Current State of Potential Mechanisms Supporting Low Intensity Focused Ultrasound for Neuromodulation

Abstract

Low intensity focused ultrasound (LIFU) has been gaining traction as a non-invasive neuromodulation technology due to its superior spatial specificity relative to transcranial electrical/magnetic stimulation. Despite a growing literature of LIFU-induced behavioral modifications, the mechanisms of action supporting LIFU's parameter-dependent excitatory and suppressive effects are not fully understood. This review provides a comprehensive introduction to the underlying mechanics of both acoustic energy and neuronal membranes, defining the primary variables for a subsequent review of the field's proposed mechanisms supporting LIFU's neuromodulatory effects. An exhaustive review of the empirical literature was also conducted and studies were grouped based on the sonication parameters used and behavioral effects observed, with the goal of linking empirical findings to the proposed theoretical mechanisms and evaluating which model best fits the existing data. A neuronal intramembrane cavitation excitation model, which accounts for differential effects as a function of cell-type, emerged as a possible explanation for the range of excitatory effects found in the literature. The suppressive and other findings need additional theoretical mechanisms and these theoretical mechanisms need to have established relationships to sonication parameters.
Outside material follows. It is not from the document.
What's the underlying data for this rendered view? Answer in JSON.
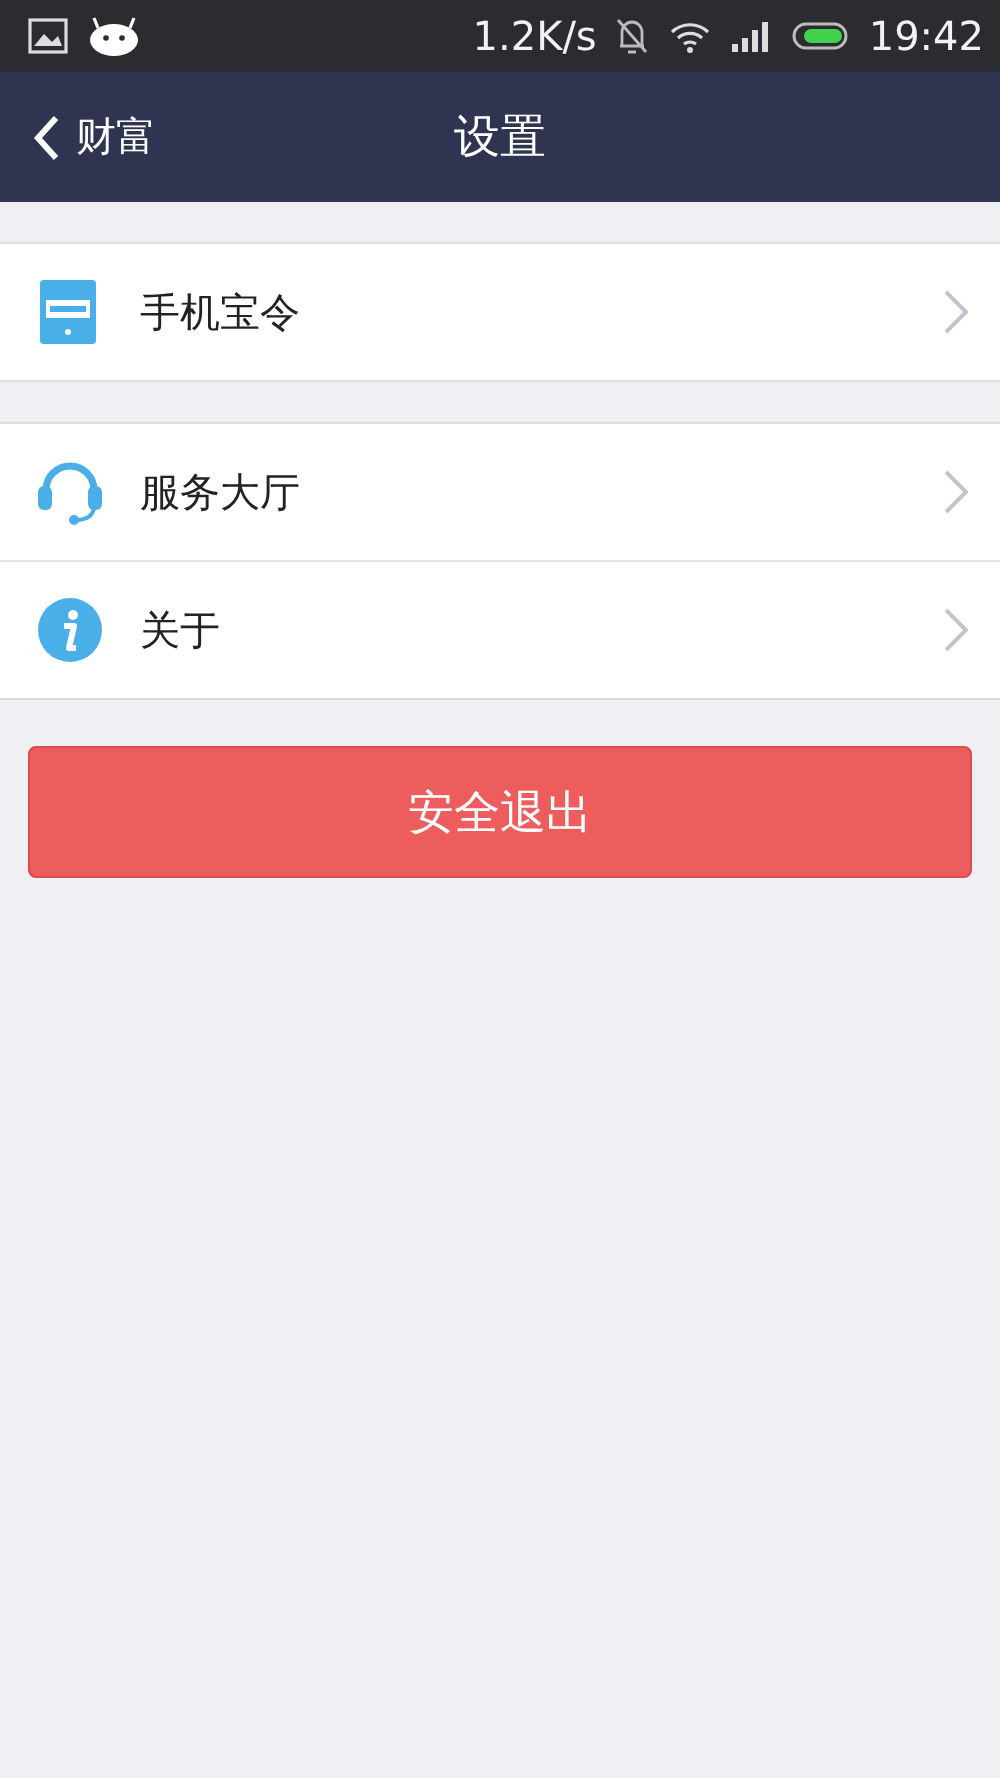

Keywords: focused ultrasound stimulation; low intensity focused ultrasound; neuromodulation; non-invasive brain stimulation; transcranial focused ultrasound.

Figure 1

Low intensity focused ultrasound general principles. (A) A depiction of a typical LIFU experimental setup. A participant is seated (2) with an US device (5) firmly pressed against their head held in place by an arm (3). The US device is controlled by a computer system (4) and targeted using infrared system (1). (B) Depiction of the mechanical wave properties (amplitude, wavelength, and frequency) used in US stimulation. (C) Spatial intensities of the mechanical wave. (D) Temporal intensities of the mechanical wave. (E) Two exemplary pulsation schemes: pulsed (in yellow) and continuous (in teal). Both the pulsing schemes have a customizable sonication duration with inter stimulation interval with the DC parameter (i.e., the ratio of tone burst duration over pulse repetition period) determining the pulsing scheme.

Figure 2

Proposed ultrasonic stimulation's mechanisms for neuromodulation. Depicted in column 1 are six neuronal membranes (four with an ion channel [rows A,C,D,E] and two neuronal membranes [rows B,F] with polar lipid bilayer) and a neuron with the microtubules highlighted (row G). Depicted in column 2, these membranes have four types of electrophysiological-mechanical coupling during an action potential: change in membrane conformation state, thermodynamic waves, direct flexoelectricity, and opening of mechanosensitive ion channels (see Section above). Column 3 depicts these same four electrophysiological-mechanical coupling during US stimulation along with three other possible mechanisms of US's neuromodulation: thermal modulation, sonoporation and cavitation, and microtubule resonance (see Section above).

Figure 3

Neuronal intramembrane cavitation excitation model. Plaksin et al. (2014, 2016) proposed the NICE model hypothesizing sonoporation (see Section above and Figure 2F) as US's mechanism of neuromodulation. The US's DC (see Figure 1E) determines the polarity of neuromodulation. A low DC (i.e., below 5%) during a stimulation's off-periods will preferentially activate thalamic reticular neurons (TRN), thalamocortical neurons (TCN), and low-threshold spiking (LTS) interneurons via T-type voltage-gated calcium channels (see Section above for full description) producing an inhibitory effect. A high DC (i.e., over 20%) during the on-periods will preferentially activate regular spiking (RS) pyramidal cells and fast spiking (FS) interneurons while suppressing the LTS interneurons producing an overall excitatory effect. This excitatory effect is simulated using a basic network model of LTS, FS, and RS neurons connected with excitatory and inhibitory synapses and thalamic inputs. The network model predicts an optimum excitation of 70% DC.

Figure 4

Excitatory and suppressive empirical findings' relationships to DC, PRF, I_SPPA, f_c, and SD. DC, PRF, I_SPPA, f_c, and SD are used as grouping factors for excitatory and suppressive findings. We used density plots for each study, but studies with multiple sonication parameters have each one plotted. In the top panel, high DC, above 10%, has the vast majority of the excitatory findings. While ow DC, less than 10%, contains the majority of the suppressive findings, there are still approximately 30% of the suppressive findings above 10% DC. The top panel is highlighted in red because DC is the one sonication parameter that has any distinction between excitatory and suppressive findings. In the four bottom panels, PRF, I_SPPA, f_c, and SD has no clear distinction between excitatory and suppressive findings.